91) The 3D device of claim 88, wherein the 3D device is dehydratable and rehydratable with a solution including at least one substance including cells selected from the group consisting of circulating peripheral blood cells, bone marrow cells, stem cells, structural cells (bone, skin, hair, cartilage, tooth), and immune effector cells, including T-cells, B-cells, natural killer cells, macrophages, plasma cells, and vascular endothelial cells.
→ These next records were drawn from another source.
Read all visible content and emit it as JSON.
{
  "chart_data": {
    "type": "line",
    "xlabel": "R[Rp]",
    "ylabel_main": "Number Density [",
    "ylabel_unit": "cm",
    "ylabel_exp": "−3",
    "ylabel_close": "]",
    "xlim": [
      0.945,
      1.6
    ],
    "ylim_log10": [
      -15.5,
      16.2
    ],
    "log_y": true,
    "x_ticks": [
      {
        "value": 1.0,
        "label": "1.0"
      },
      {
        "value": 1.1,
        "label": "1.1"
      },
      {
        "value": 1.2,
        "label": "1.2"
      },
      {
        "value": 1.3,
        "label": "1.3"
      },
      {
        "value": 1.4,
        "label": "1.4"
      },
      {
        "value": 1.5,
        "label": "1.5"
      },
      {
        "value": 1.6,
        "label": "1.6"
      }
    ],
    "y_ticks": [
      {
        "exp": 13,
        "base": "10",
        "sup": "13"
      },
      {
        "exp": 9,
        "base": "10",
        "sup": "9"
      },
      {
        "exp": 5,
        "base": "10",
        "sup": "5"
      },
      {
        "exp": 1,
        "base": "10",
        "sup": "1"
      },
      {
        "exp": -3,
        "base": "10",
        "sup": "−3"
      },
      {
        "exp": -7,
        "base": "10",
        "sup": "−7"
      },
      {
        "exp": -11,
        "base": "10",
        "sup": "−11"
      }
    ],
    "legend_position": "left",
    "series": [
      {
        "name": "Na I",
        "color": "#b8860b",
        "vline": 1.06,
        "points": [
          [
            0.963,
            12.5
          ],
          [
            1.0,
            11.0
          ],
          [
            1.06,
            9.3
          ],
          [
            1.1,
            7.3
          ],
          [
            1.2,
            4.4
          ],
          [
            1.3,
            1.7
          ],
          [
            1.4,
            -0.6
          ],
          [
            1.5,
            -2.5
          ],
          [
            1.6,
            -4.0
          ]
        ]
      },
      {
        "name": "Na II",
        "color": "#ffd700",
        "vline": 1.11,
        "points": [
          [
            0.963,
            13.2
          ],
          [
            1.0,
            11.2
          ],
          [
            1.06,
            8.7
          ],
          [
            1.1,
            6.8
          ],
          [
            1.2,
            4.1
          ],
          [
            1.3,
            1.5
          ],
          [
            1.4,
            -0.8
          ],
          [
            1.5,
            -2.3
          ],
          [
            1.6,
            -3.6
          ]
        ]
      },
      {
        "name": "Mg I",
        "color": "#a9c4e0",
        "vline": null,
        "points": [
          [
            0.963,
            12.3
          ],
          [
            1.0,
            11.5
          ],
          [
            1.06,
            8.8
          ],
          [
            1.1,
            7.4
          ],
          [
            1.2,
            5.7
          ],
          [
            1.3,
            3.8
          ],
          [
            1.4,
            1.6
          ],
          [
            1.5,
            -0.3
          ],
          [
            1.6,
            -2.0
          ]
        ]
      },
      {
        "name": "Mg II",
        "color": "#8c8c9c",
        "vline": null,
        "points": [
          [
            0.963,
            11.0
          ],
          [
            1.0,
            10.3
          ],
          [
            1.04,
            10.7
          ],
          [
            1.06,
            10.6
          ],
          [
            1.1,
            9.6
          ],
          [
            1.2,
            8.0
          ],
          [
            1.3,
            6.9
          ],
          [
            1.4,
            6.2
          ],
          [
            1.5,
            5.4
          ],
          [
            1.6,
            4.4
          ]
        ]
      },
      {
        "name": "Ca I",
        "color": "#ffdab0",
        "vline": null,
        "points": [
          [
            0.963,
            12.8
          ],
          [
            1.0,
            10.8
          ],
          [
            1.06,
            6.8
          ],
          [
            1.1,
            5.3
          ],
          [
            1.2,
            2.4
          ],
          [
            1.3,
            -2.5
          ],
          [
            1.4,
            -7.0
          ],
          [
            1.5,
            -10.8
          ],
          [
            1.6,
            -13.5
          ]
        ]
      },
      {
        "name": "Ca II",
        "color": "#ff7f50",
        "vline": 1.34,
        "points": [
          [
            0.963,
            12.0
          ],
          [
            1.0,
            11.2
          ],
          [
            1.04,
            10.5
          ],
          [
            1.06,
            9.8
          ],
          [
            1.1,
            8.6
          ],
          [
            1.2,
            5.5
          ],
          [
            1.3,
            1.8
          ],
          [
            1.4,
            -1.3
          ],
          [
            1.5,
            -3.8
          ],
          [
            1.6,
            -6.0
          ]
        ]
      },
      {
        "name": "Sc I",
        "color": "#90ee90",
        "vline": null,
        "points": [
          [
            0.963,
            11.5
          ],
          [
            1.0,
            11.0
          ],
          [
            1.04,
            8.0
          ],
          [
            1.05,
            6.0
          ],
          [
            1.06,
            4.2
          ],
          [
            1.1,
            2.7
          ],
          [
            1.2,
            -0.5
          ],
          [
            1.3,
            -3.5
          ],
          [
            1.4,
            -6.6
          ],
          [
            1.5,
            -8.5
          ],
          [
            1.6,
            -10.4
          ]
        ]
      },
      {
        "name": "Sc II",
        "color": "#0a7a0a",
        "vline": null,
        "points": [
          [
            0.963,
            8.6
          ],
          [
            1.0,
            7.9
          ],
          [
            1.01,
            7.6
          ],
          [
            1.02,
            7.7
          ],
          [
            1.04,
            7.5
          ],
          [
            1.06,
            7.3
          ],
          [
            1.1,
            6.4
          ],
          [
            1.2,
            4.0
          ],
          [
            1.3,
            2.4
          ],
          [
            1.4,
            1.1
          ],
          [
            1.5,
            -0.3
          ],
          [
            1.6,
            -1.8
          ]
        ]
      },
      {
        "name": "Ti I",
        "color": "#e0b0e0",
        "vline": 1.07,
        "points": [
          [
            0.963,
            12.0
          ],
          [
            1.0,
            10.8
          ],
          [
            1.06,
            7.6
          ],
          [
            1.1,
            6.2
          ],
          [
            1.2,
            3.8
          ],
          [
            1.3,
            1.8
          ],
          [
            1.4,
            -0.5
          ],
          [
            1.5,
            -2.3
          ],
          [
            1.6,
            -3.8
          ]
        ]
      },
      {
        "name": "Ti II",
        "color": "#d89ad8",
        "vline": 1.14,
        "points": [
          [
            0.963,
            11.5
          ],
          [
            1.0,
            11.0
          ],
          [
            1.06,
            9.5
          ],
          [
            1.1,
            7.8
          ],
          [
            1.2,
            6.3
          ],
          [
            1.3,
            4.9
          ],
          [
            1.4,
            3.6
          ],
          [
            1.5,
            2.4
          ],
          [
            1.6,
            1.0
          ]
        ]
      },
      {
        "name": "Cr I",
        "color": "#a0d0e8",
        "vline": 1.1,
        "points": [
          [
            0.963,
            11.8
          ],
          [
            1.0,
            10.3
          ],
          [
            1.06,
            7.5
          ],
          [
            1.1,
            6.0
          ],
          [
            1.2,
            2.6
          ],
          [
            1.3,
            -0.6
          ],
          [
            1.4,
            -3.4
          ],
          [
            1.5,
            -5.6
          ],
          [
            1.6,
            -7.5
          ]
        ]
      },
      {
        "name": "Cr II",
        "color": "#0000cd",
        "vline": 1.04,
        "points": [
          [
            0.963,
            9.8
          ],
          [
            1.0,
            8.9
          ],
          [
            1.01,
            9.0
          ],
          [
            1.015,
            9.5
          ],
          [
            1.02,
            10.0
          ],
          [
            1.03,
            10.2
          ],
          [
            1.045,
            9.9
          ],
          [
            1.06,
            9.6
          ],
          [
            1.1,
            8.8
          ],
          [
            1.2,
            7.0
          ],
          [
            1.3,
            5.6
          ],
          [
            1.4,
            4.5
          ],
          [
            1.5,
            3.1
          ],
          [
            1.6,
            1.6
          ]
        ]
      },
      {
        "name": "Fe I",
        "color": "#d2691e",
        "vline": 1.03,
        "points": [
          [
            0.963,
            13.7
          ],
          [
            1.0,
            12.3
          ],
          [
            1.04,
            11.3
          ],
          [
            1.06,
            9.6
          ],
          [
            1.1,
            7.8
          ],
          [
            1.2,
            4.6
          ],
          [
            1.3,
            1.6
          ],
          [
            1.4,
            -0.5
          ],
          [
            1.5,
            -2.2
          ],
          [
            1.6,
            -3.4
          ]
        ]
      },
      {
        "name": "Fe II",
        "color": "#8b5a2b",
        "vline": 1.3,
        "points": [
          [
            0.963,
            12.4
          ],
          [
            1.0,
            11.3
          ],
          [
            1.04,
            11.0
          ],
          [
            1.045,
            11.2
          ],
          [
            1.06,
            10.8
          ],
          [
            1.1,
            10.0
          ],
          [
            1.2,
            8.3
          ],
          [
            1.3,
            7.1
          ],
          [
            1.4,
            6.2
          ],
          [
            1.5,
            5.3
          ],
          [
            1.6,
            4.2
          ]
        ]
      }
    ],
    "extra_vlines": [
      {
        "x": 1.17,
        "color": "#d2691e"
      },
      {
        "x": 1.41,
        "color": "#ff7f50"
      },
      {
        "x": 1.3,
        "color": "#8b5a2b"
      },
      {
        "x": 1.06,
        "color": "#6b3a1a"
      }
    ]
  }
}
92) A three-dimensional (3D) device for treatment of diseased tissues by application of the 3D device to such diseased tissues, the device being comprised of micronized amniotic membrane (AM) tissue in a physiologic solution and dehydrated to a paste-like consistency for manipulation into a specific preselected form, wherein the physiologic solution with the micronized amniotic membrane tissue comprises an aqueous mixture of honey and a chemical preservative, and further wherein the dehydrated paste is molded into the form of an ocular contact lens for deployment on the surface of a diseased eye, the ocular contact lens having a convex surface coated with an antibiotic and a concave surface coated with honey.
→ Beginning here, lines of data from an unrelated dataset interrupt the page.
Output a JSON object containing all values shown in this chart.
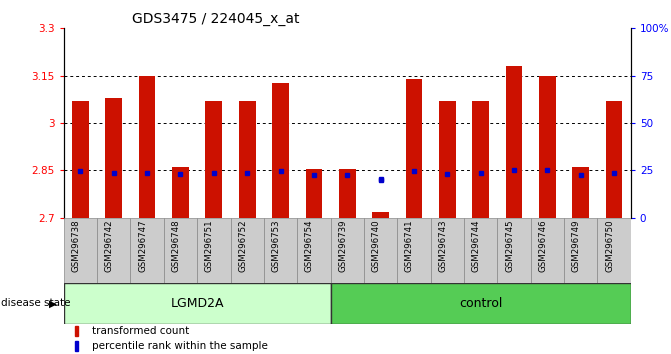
{
  "title": "GDS3475 / 224045_x_at",
  "samples": [
    "GSM296738",
    "GSM296742",
    "GSM296747",
    "GSM296748",
    "GSM296751",
    "GSM296752",
    "GSM296753",
    "GSM296754",
    "GSM296739",
    "GSM296740",
    "GSM296741",
    "GSM296743",
    "GSM296744",
    "GSM296745",
    "GSM296746",
    "GSM296749",
    "GSM296750"
  ],
  "groups": [
    "LGMD2A",
    "LGMD2A",
    "LGMD2A",
    "LGMD2A",
    "LGMD2A",
    "LGMD2A",
    "LGMD2A",
    "LGMD2A",
    "control",
    "control",
    "control",
    "control",
    "control",
    "control",
    "control",
    "control",
    "control"
  ],
  "red_values": [
    3.07,
    3.08,
    3.148,
    2.862,
    3.07,
    3.07,
    3.128,
    2.855,
    2.855,
    2.718,
    3.138,
    3.07,
    3.07,
    3.182,
    3.148,
    2.862,
    3.07
  ],
  "blue_values": [
    2.849,
    2.843,
    2.843,
    2.838,
    2.843,
    2.843,
    2.849,
    2.836,
    2.836,
    2.82,
    2.849,
    2.84,
    2.843,
    2.85,
    2.85,
    2.836,
    2.843
  ],
  "blue_dot_value": 2.822,
  "blue_dot_idx": 9,
  "ylim_left": [
    2.7,
    3.3
  ],
  "ylim_right": [
    0,
    100
  ],
  "yticks_left": [
    2.7,
    2.85,
    3.0,
    3.15,
    3.3
  ],
  "yticks_right": [
    0,
    25,
    50,
    75,
    100
  ],
  "ytick_labels_left": [
    "2.7",
    "2.85",
    "3",
    "3.15",
    "3.3"
  ],
  "ytick_labels_right": [
    "0",
    "25",
    "50",
    "75",
    "100%"
  ],
  "gridlines": [
    2.85,
    3.0,
    3.15
  ],
  "base_value": 2.7,
  "bar_color": "#cc1100",
  "blue_color": "#0000cc",
  "lgmd2a_color": "#ccffcc",
  "control_color": "#55cc55",
  "tick_bg_color": "#cccccc",
  "legend_red": "transformed count",
  "legend_blue": "percentile rank within the sample",
  "disease_label": "disease state",
  "n_lgmd": 8,
  "n_ctrl": 9
}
93) A three-dimensional (3D) device for treatment of diseased tissues by application of the 3D device to such diseased tissues, the device being comprised of micronized amniotic membrane (AM) tissue in a physiologic solution and dehydrated to a paste-like consistency for manipulation into a specific preselected form, wherein the physiologic solution with the micronized amniotic membrane tissue comprises an aqueous mixture of honey selected from the group consisting of Non-Peroxide Activity (NPA) honey, Peroxide Activity (PA) honey and an admixture of PA honey and NPA honey, wherein the aqueous mixture of honey further comprises a chemical preservative, wherein the 3D device is pressed into at least one sheet having a selectively variable thickness, and further wherein the at least one sheet is a stack of at least two sheets of sufficient thickness to be further formed to a preselected 3D shape for a specific therapeutic application, and further comprising an adhesive substance between adjacent sheets of the at least two sheets of micronized AM tissue, wherein the adhesive substance between any two adjacent sheets of the at least two sheets of micronized AM tissue is comprised of honey, and further wherein the sheets of the at least two sheets are dehydrated, coated with honey and dehydrated again, and then stacked, for shipping and storage so that the at least two sheets of micronized AM tissue are coated with anhydrous honey powder selected from the group consisting of NPA honey, PA honey and an admixture of PA honey and NPA honey, and further wherein the 3D device is rehydratable with a solution including at least one substance selected from the group consisting of honey, honey derivatives, pharmaceuticals, pharmaceutical antibiotics and anti-inflammatory drugs, hyaluronic acid, cross-linked hyaluronic acid, chondroitin sulfate, cross-linked chondroitin sulfate, and anti-inflammatory fluids filtered from micronized amniotic membrane lysates, and further wherein the 3D device is rehydratable with a solution including at least one substance including cells selected from the group consisting of circulating peripheral blood cells, bone marrow cells, stem cells, structural cells (bone, skin, hair, cartilage, tooth), and immune effector cells, including T-cells, B-cells, natural killer cells, macrophages, and plasma cells, and further wherein the 3D device is marked on an outer surface thereof to indicate direction of positioning on the diseased tissue.